瞬時に銀貨の純度と質量を目視で鑑定。現在の金相場と照らし合わせ、日本円に換算する。 (……純銀だ。これ一枚で、チキン百個分以上の価値があるぞ……!)
カズヤは震える手でレジを打ち、日本円の硬貨をお釣りとして渡した。
オークたちは、キラキラと輝く日本の硬貨(アルミニウムやニッケル)を見て、「未知の貴金属だ!」とさらに興奮している。
「よいか!! この店は『聖域』だ! 絶対にマムの前で暴力は許さない!」
「おうよ! この『女神(ママ)』の店に手出しする奴は、俺たちがぶっ殺す!」
少年剣士とオークたちは口々に母さんを称える。
いつの間にか(ちょっとだけ)仲良くなってる。
オークは楽しそうに大笑いしながら、大量の食料と雑誌(主にグラビア誌)を抱えて店を出て行った。

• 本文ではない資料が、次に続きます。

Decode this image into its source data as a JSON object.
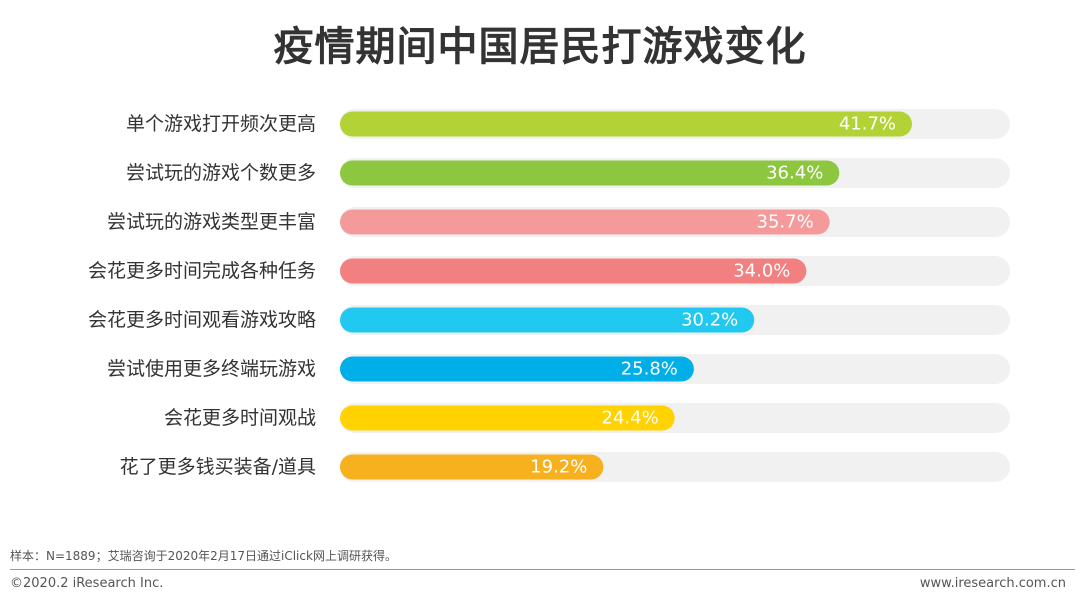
{
  "chart_data": {
    "type": "bar",
    "orientation": "horizontal",
    "title": "疫情期间中国居民打游戏变化",
    "categories": [
      "单个游戏打开频次更高",
      "尝试玩的游戏个数更多",
      "尝试玩的游戏类型更丰富",
      "会花更多时间完成各种任务",
      "会花更多时间观看游戏攻略",
      "尝试使用更多终端玩游戏",
      "会花更多时间观战",
      "花了更多钱买装备/道具"
    ],
    "values": [
      41.7,
      36.4,
      35.7,
      34.0,
      30.2,
      25.8,
      24.4,
      19.2
    ],
    "value_labels": [
      "41.7%",
      "36.4%",
      "35.7%",
      "34.0%",
      "30.2%",
      "25.8%",
      "24.4%",
      "19.2%"
    ],
    "colors": [
      "#b2d235",
      "#8dc63f",
      "#f59a9a",
      "#f28080",
      "#21c8f0",
      "#00aee8",
      "#ffd200",
      "#f7b01e"
    ],
    "track_color": "#f1f1f1",
    "xlim": [
      0,
      50
    ],
    "grid": false,
    "legend": "none"
  },
  "footer": {
    "note": "样本：N=1889；艾瑞咨询于2020年2月17日通过iClick网上调研获得。",
    "copyright": "©2020.2 iResearch Inc.",
    "site": "www.iresearch.com.cn"
  }
}
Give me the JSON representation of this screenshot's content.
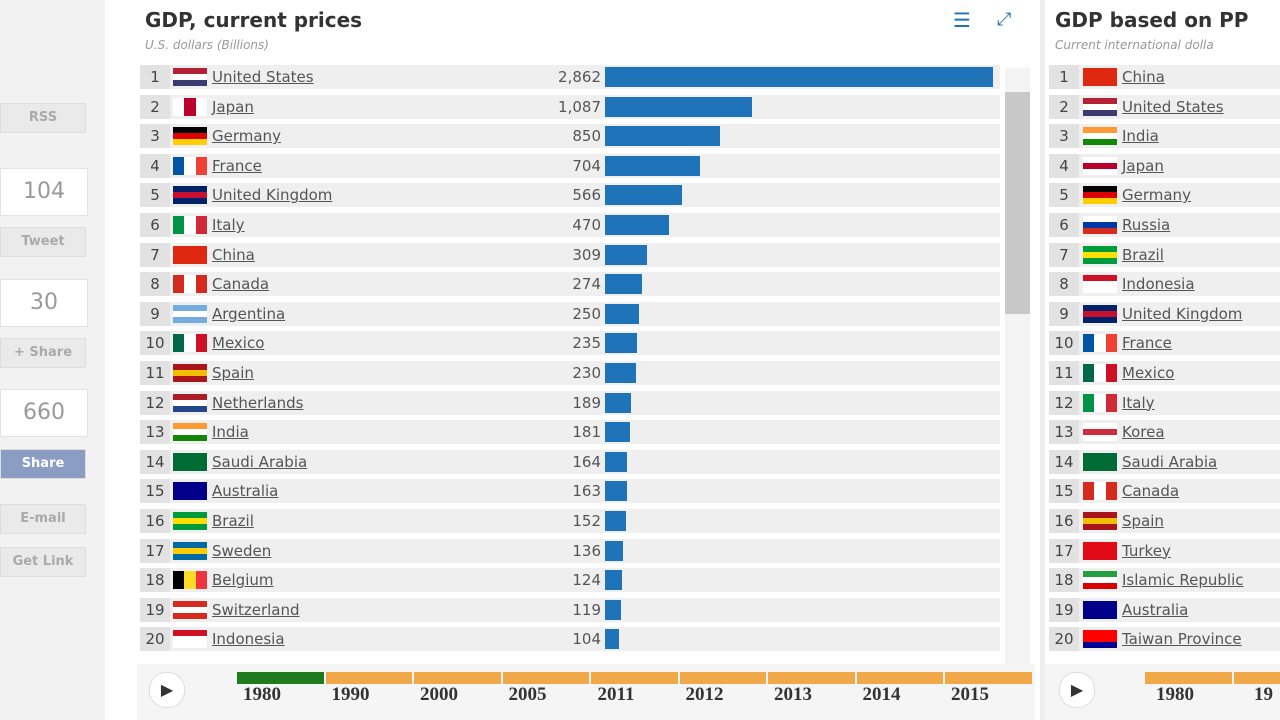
{
  "sidebar": {
    "buttons": [
      "RSS",
      "104",
      "Tweet",
      "30",
      "+ Share",
      "660",
      "Share",
      "E-mail",
      "Get Link"
    ]
  },
  "chart_data": {
    "type": "bar",
    "orientation": "horizontal",
    "title": "GDP, current prices",
    "subtitle": "U.S. dollars (Billions)",
    "ranks": [
      1,
      2,
      3,
      4,
      5,
      6,
      7,
      8,
      9,
      10,
      11,
      12,
      13,
      14,
      15,
      16,
      17,
      18,
      19,
      20
    ],
    "categories": [
      "United States",
      "Japan",
      "Germany",
      "France",
      "United Kingdom",
      "Italy",
      "China",
      "Canada",
      "Argentina",
      "Mexico",
      "Spain",
      "Netherlands",
      "India",
      "Saudi Arabia",
      "Australia",
      "Brazil",
      "Sweden",
      "Belgium",
      "Switzerland",
      "Indonesia"
    ],
    "values": [
      2862,
      1087,
      850,
      704,
      566,
      470,
      309,
      274,
      250,
      235,
      230,
      189,
      181,
      164,
      163,
      152,
      136,
      124,
      119,
      104
    ],
    "value_labels": [
      "2,862",
      "1,087",
      "850",
      "704",
      "566",
      "470",
      "309",
      "274",
      "250",
      "235",
      "230",
      "189",
      "181",
      "164",
      "163",
      "152",
      "136",
      "124",
      "119",
      "104"
    ],
    "color": "#1f73b8",
    "timeline": {
      "years": [
        "1980",
        "1990",
        "2000",
        "2005",
        "2011",
        "2012",
        "2013",
        "2014",
        "2015"
      ],
      "selected": 0
    }
  },
  "right_panel": {
    "title": "GDP based on PP",
    "subtitle": "Current international dolla",
    "ranks": [
      1,
      2,
      3,
      4,
      5,
      6,
      7,
      8,
      9,
      10,
      11,
      12,
      13,
      14,
      15,
      16,
      17,
      18,
      19,
      20
    ],
    "categories": [
      "China",
      "United States",
      "India",
      "Japan",
      "Germany",
      "Russia",
      "Brazil",
      "Indonesia",
      "United Kingdom",
      "France",
      "Mexico",
      "Italy",
      "Korea",
      "Saudi Arabia",
      "Canada",
      "Spain",
      "Turkey",
      "Islamic Republic",
      "Australia",
      "Taiwan Province"
    ],
    "timeline": {
      "years": [
        "1980",
        "19"
      ]
    }
  }
}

少年剣士は弁当を持って、またイートインコーナーに戻っていく。(帰れっ!!)
自動ドアが閉まり、再び静寂が戻る。
俺はその場にへたり込んだ。
「……助かった……のか?」
「あらあら、いい人たちだったわねぇ。また来てくれるかしら?」
母さんは、はだけた胸元を直そうともせず、のんきに微笑んでいる。
俺は立ち上がり、大きくため息を吐く。
「母さん! それにその胸! 早くしまって!」
「え? あら、やだ。カズヤくん、顔が赤いわよ?」
母さんのおっぱい吸いたいのかしら? と潤んだ瞳で言う。
「もう赤ちゃんじゃないでしょ」
はだけた胸元を惜しげもなくさらけ出し、母さんが小首をかしげる。
「ちげーしっ」
そこには、どこまでも続く深い緑の海と、空を悠々と泳ぐドラゴンの影。 どうやらここは、本当に俺たちの知る日本ではないらしい。だが、不思議なことに電気は通っているし、レジも動いている。バックヤードの勝手口を開ければ、そこには見慣れた実家の庭が繋がっていることも確認済みだ。
店だけが、異世界と日本を繋ぐ「境界線」になってしまったらしい。